When a child goes missing on the premises:
As soon as it is noticed that a child is missing the manager is informed
The manager will carry out a thorough search of the building and outdoor area
Doors and gates are checked to see if there has been a breach of security whereby the child could get out of the enclosed area
The manager talks to the staff to find out where and when the child was last seen and records this
The register is checked to make sure no other child is also missing
The supervision and security of the other children is ensured whilst the search is taking place
If the child cannot be found within a maximum of 5 minutes the parents, police and committee chairperson must be informed
The search is continued, widening the area until the police arrive as long as there is sufficient staffing to supervise all other children at the Pre School.
Staff keep calm and do not let the other children become anxious or worried
The setting manager speaks with the parents
The manager carries out a full investigation taking written statements from all members of staff
The manager writes up an incident report detailing
date and time of report
names of staff and children in the pre school at the time of the incident and the name of the designated person responsible for that child
when the child was last seen in the session
what has taken place in the session since the child went missing
the time that the child went missing
A conclusion is drawn as to how the child went missing
If the incident warrants a police investigation, all staff cooperates fully. In this case the police will handle all aspects of the investigation. Children’s Social Care may be involved if it seems likely that there is a child protection issue to address.
The incident is reported under RIDDOR arrangements, the local authority Health and Safety officer may want to investigate and will decide if there is a case for prosecution.
In the event of disciplinary action needing to be taken OFSTED is informed
The insurance provider is informed
Missing child incidents are very worrying for all concerned. Part of managing the incident is to try and keep everyone as calm as possible.
The staff will feel worried about the child. They may blame themselves and their feelings of anxiety and distress will rose as the length of time the child is missing increases.
Staff may be the target of parental anger and they may be afraid. The manager needs to ensure that staff under investigation are treated fairly and receive support whilst they are feeling vulnerable.
The parent may want to blame staff and may single out one member over others or direct their anger at the setting manager. The parent should always be dealt with by both the setting manager and deputy. Aggression or threats are never tolerated and the police will be called.

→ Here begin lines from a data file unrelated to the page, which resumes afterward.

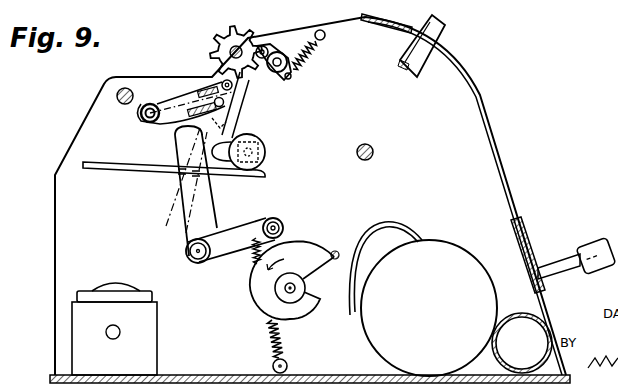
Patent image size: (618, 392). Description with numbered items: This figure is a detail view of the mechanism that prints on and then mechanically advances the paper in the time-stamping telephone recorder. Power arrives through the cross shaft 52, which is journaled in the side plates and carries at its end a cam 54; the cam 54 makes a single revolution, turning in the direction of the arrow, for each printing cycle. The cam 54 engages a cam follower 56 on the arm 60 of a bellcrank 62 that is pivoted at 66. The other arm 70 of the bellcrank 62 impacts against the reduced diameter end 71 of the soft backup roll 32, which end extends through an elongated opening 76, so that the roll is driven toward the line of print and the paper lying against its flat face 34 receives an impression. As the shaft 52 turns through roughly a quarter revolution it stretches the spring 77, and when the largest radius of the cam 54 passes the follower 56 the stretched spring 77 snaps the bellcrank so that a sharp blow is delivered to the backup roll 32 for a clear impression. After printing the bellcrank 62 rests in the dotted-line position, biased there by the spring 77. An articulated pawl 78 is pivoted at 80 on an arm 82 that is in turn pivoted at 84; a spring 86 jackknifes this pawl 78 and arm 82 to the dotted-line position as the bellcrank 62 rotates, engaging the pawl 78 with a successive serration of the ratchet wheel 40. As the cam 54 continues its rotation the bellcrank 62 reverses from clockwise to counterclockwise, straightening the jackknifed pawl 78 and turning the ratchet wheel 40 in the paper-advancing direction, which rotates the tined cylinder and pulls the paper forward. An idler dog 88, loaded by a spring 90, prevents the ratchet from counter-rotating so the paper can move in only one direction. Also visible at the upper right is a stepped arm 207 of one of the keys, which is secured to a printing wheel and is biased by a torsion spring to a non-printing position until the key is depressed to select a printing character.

The ratchet wheel 40 is at (217, 45).
The spring 86 is at (213, 82).
The arm 82 is at (162, 106).
The pivot 84 is at (140, 116).
The idler dog 88 is at (281, 51).
The spring 90 is at (323, 48).
The articulated pawl 78 is at (248, 77).
The pivot 80 is at (228, 107).
The soft backup roll 32 is at (265, 128).
The flat face 34 is at (270, 143).
The reduced diameter end 71 is at (268, 152).
The arm 207 is at (432, 38).
The elongated opening 76 is at (174, 145).
The arm 70 is at (173, 190).
The bellcrank 62 is at (265, 220).
The cam follower 56 is at (283, 222).
The cam 54 is at (303, 250).
The cross shaft 52 is at (296, 289).
The spring 77 is at (282, 338).
The pivot 66 is at (195, 264).
The arm 60 is at (232, 248).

The other children are also sensitive to what is going on around them. They too may be worried. The remaining staff caring for them need to be focused on their needs and must not discuss the incident in front of them. They should answer children’s questions honestly and also reassure them.
In accordance with the severity of the final outcome, staff may need counselling and support. If a child is not found, or is injured, or worse, this will be a very difficult time. The manager and the committee will use their discretion to decide what action to take.
Staff must not discuss any missing child incident with the press.